Voilà pourquoi, dans notre recherche sur la figure de Jésus, la Résurrection est le point décisif. Que Jésus n'ait existé que dans le temps passé ou qu'au contraire, il existe encore dans ce temps présent - cela dépend de la Résurrection. Dans le « oui » ou le « non » donné à cette interrogation, on ne se prononce pas sur un simple événement parmi d'autres, mais sur la figure de Jésus comme telle.

* * *

(Page 277)

(..) si dans la Résurrection de Jésus il ne s'était agi que du miracle d'un cadavre réanimé, cela ne nous intéresserait, en fin de compte, en aucune manière. Cela ne serait pas plus important que la réanimation, grâce à l'habileté des médecins, de personnes cliniquement mortes. Pour le monde en général et pour notre existence, rien ne serait changé. Le miracle d'un cadavre réanimé signifierait que la Résurrection de Jésus était du même ordre que la résurrection du jeune de Naïn (cf. Lc 7,11-17), de la file de Jaïre (cf. Mc 5,22-24. 35-43 et par.) ou de Lazare (cf. Jn 11,1-44). De fait, après un temps plus ou moins bref, ceux-ci reprirent le cours de leur vie d'auparavant pour, ensuite plus tard, mourir définitivement.
Les témoignages néotestamentaires ne nous laissent aucun doute sur le fait que dans la « Résurrection du Fils de l'homme » quelque chose de totalement différent se soit produit. La Résurrection de Jésus fut l'évasion vers un genre de vie totalement nouveau, vers une vie qui n'est plus soumise à la loi de la mort et du devenir mais qui est située au-delà de cela - une vie qui a inauguré une nouvelle dimension de l'être-homme. C'est pourquoi la Résurrection de Jésus n'est pas un événement singulier, que nous pourrions négliger et qui appartiendrait seulement au passé, mais elle est une sorte de « mutation décisive » (pour employer cette expression de manière analogique, bien qu'elle soit équivoque), un saut de qualité. Dans la Résurrection de Jésus, une nouvelle possibilité d'être homme a été atteinte, une possibilité qui intéresse tous les hommes et ouvre un avenir, un avenir d'un genre nouveau pour les hommes.

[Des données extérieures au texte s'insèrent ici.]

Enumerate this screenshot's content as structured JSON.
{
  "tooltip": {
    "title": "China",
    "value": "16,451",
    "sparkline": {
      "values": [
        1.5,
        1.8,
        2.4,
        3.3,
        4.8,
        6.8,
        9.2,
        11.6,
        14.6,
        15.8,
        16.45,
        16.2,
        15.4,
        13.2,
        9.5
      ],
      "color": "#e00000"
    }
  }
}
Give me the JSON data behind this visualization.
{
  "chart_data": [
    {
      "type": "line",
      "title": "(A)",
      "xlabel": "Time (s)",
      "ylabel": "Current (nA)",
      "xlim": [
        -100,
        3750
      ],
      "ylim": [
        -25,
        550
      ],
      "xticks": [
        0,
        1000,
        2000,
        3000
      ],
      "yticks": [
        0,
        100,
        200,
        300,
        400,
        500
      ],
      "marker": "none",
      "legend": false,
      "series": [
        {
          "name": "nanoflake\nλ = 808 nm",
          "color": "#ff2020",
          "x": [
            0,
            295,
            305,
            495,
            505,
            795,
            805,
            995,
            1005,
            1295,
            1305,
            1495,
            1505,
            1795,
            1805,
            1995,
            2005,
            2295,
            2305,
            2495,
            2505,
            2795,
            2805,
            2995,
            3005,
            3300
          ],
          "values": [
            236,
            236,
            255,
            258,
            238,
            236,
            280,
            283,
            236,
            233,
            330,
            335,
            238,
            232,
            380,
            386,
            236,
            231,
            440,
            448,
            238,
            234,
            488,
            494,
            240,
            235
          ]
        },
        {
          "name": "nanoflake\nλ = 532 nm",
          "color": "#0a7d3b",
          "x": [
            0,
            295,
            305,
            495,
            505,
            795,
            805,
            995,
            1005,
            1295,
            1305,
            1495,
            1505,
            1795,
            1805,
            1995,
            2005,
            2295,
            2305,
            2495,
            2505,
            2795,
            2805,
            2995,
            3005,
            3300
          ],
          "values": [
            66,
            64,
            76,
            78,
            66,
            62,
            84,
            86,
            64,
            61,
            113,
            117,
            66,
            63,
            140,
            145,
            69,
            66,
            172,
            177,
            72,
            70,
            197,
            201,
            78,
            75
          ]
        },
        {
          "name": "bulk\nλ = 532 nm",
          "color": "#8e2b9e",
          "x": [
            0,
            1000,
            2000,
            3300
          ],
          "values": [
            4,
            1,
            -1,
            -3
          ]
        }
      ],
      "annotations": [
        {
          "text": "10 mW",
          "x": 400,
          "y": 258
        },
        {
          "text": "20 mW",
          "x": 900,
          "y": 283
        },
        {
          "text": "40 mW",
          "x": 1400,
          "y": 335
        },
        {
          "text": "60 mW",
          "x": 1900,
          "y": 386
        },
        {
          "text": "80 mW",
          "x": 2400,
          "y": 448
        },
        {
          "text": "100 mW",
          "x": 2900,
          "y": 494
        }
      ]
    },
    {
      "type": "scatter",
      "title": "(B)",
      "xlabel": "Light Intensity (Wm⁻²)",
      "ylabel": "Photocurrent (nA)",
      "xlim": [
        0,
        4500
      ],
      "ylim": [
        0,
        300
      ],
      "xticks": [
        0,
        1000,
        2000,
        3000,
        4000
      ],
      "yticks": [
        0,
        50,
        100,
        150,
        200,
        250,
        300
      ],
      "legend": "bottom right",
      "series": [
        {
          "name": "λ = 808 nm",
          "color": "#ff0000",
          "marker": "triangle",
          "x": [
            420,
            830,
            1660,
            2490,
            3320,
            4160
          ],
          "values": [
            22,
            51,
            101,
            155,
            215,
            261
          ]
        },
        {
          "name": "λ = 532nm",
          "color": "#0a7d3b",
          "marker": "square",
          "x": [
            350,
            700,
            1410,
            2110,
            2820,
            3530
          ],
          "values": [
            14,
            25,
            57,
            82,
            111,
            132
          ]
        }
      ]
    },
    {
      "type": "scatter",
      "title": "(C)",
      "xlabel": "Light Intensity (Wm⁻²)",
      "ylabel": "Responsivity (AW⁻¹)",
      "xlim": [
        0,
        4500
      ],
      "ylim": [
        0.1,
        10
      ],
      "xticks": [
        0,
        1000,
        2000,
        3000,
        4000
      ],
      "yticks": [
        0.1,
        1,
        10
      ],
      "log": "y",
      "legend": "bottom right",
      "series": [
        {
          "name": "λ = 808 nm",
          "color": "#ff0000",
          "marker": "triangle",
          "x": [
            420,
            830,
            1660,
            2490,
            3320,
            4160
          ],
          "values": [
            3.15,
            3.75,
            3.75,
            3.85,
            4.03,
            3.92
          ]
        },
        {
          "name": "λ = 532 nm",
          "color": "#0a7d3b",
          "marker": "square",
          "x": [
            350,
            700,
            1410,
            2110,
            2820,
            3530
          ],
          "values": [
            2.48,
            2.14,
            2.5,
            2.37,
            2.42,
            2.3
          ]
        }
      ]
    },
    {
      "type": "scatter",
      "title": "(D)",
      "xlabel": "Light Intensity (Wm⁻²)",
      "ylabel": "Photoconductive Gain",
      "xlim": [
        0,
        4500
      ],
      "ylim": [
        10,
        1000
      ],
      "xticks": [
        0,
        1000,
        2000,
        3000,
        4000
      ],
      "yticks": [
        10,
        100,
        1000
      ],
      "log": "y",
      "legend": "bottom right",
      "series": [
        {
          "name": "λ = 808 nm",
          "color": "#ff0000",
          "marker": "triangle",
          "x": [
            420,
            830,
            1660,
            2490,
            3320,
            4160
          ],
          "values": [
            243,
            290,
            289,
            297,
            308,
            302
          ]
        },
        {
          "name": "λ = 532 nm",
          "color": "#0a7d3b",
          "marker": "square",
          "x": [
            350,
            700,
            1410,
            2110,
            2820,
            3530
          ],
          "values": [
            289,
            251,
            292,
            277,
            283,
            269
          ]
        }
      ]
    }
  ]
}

2. La signification historique de la Résurrection

(page 309)

(..) Il nous faut aussi affronter la question concernant la Résurrection en tant qu'événement historique. D'un côté, nous devons dire que l'essence de la Résurrection se trouve justement dans le fait qu'elle brise l'histoire et qu'elle inaugure une nouvelle dimension que nous appelons communément la dimension eschatologique. La Résurrection fait entrevoir l'espace nouveau qui ouvre l'histoire au-delà d'elle-même et crée le définitif. En ce sens, il est vrai que la Résurrection n'est pas un événement historique du même genre que la naissance ou le crucifiement de Jésus. C'est quelque chose de nouveau. Un genre nouveau d’événement.

Il faut pourtant, en même temps, prendre acte du fait que celle-ci n'est pas simplement hors de l'histoire et au-dessus d'elle. En tant qu'éruption hors de l'histoire en la dépassant, la Résurrection commence toutefois dans l'histoire elle-même et elle lui appartient jusqu'à un certain point. On pourrait peut-être exprimer cela de cette manière : la Résurrection de Jésus va au-delà de l'histoire, mais elle a laissé son empreinte dans l'histoire. C'est pourquoi elle peut être attestée par les témoins comme un événement d'une qualité entièrement nouvelle.

De fait, l'annonce apostolique avec son enthousiasme et son audace est impensable sans un contact réel des témoins avec le phénomène totalement nouveau et inattendu qui les atteignait de l'extérieur et consistait dans la manifestation et l'annonce du Christ ressuscité. Seul un événement réel d'une qualité radicalement nouvelle était en mesure de rendre possible l'annonce apostolique, qui ne peut être expliquée par des spéculations ou des expériences intérieures mystiques. Dans son audace et sa nouveauté, cette annonce prend vie de la force impétueuse d'un événement que personne n'avait pu concevoir et qui dépassait toute imagination.